FP8 mode (key_quant_bits=8): head_dim bytes (1 byte per element, no overhead).
TQ mode
- MSE indices: ceil(head_dim * key_mse_bits / 8) bytes
- vec_norm: 2 bytes (float16)
mse_bits property
MSE quantizer bit-width (determines centroid count: 2^mse_bits).
For MSE key modes, equals key_quant_bits. For FP8 key mode, falls back to value_quant_bits (centroids are still needed for continuation-prefill dequant and decode kernel params).
slot_size property
Total packed bytes per head per position (key + value combined).
Layout: [key_packed | value_packed]
slot_size_aligned property
Slot size rounded up to next even number.
Even-number is required so effective_head_size = slot_size_aligned // 2 is integral.
value_packed_size property
Packed bytes for a single VALUE vector.
Uniform quantization: ceil(head_dim * bits / 8) + 4 bytes (scale + zero fp16).
from_cache_dtype staticmethod
Create config from a named preset.
Valid presets: turboquant_k8v4, turboquant_4bit_nc, etc.
Source code in vllm/model_executor/layers/quantization/turboquant/config.py
| @staticmethod
def from_cache_dtype(cache_dtype: str, head_dim: int) -> "TurboQuantConfig":
"""Create config from a named preset.
Valid presets: turboquant_k8v4, turboquant_4bit_nc, etc.
"""
if cache_dtype not in TQ_PRESETS:
valid = ", ".join(TQ_PRESETS.keys())
raise ValueError(
f"Unknown TurboQuant cache dtype: {cache_dtype!r}. "
f"Valid presets: {valid}"
)
preset = TQ_PRESETS[cache_dtype]
return TurboQuantConfig(
head_dim=head_dim,
key_quant_bits=preset["key_quant_bits"],
value_quant_bits=preset["value_quant_bits"],
norm_correction=preset["norm_correction"],
)
|
get_boundary_skip_layers staticmethod
get_boundary_skip_layers(
num_layers: int, n: int = 2
) -> list[str]
Get layer indices to skip TQ compression (boundary protection).
Returns first N and last N layer indices as strings, suitable for kv_cache_dtype_skip_layers.

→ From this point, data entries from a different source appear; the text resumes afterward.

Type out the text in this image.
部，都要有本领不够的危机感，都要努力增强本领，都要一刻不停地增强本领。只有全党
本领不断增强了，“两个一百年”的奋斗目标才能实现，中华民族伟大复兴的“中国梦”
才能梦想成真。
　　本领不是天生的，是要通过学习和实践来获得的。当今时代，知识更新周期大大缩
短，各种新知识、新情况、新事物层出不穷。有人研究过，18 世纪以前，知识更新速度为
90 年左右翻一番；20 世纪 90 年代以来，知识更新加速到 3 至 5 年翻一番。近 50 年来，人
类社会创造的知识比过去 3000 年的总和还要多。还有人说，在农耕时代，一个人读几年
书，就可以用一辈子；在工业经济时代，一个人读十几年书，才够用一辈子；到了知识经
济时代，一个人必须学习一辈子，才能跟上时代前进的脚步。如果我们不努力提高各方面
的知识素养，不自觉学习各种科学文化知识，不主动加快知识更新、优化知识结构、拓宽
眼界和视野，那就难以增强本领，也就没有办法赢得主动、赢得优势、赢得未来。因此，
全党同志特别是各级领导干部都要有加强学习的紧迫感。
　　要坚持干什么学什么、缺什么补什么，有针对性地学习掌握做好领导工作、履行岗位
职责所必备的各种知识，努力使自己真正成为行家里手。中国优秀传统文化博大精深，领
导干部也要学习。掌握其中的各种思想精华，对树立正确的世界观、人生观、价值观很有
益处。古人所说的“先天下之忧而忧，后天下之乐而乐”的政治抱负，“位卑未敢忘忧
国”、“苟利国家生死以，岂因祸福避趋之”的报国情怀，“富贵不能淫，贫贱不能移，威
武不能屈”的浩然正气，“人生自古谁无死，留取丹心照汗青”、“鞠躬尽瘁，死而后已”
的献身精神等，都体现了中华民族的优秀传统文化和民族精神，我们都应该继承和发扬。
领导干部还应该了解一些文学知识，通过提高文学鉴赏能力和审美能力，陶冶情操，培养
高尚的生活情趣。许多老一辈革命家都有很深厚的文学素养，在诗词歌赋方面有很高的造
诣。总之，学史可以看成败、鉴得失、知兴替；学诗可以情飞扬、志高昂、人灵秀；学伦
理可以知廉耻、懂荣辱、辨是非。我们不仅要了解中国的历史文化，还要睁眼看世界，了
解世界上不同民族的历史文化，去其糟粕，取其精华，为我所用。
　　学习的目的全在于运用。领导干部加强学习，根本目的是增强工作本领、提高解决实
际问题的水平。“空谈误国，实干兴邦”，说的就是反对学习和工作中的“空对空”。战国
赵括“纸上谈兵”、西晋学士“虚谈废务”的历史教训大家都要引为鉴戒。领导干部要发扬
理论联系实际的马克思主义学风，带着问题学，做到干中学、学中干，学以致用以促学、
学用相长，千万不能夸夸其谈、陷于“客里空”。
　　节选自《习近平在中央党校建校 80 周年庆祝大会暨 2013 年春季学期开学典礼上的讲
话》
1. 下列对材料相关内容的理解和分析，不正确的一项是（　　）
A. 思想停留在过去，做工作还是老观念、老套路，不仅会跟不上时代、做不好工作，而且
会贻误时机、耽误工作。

Source code in vllm/model_executor/layers/quantization/turboquant/config.py
| @staticmethod
def get_boundary_skip_layers(num_layers: int, n: int = 2) -> list[str]:
"""Get layer indices to skip TQ compression (boundary protection).
Returns first N and last N layer indices as strings, suitable for
kv_cache_dtype_skip_layers.
"""
if n <= 0 or num_layers <= 0:
return []
n = min(n, num_layers // 2) # don't skip more than half
first = list(range(n))
last = list(range(num_layers - n, num_layers))
# Deduplicate (if num_layers <= 2*n)
indices = sorted(set(first + last))
return [str(i) for i in indices]
|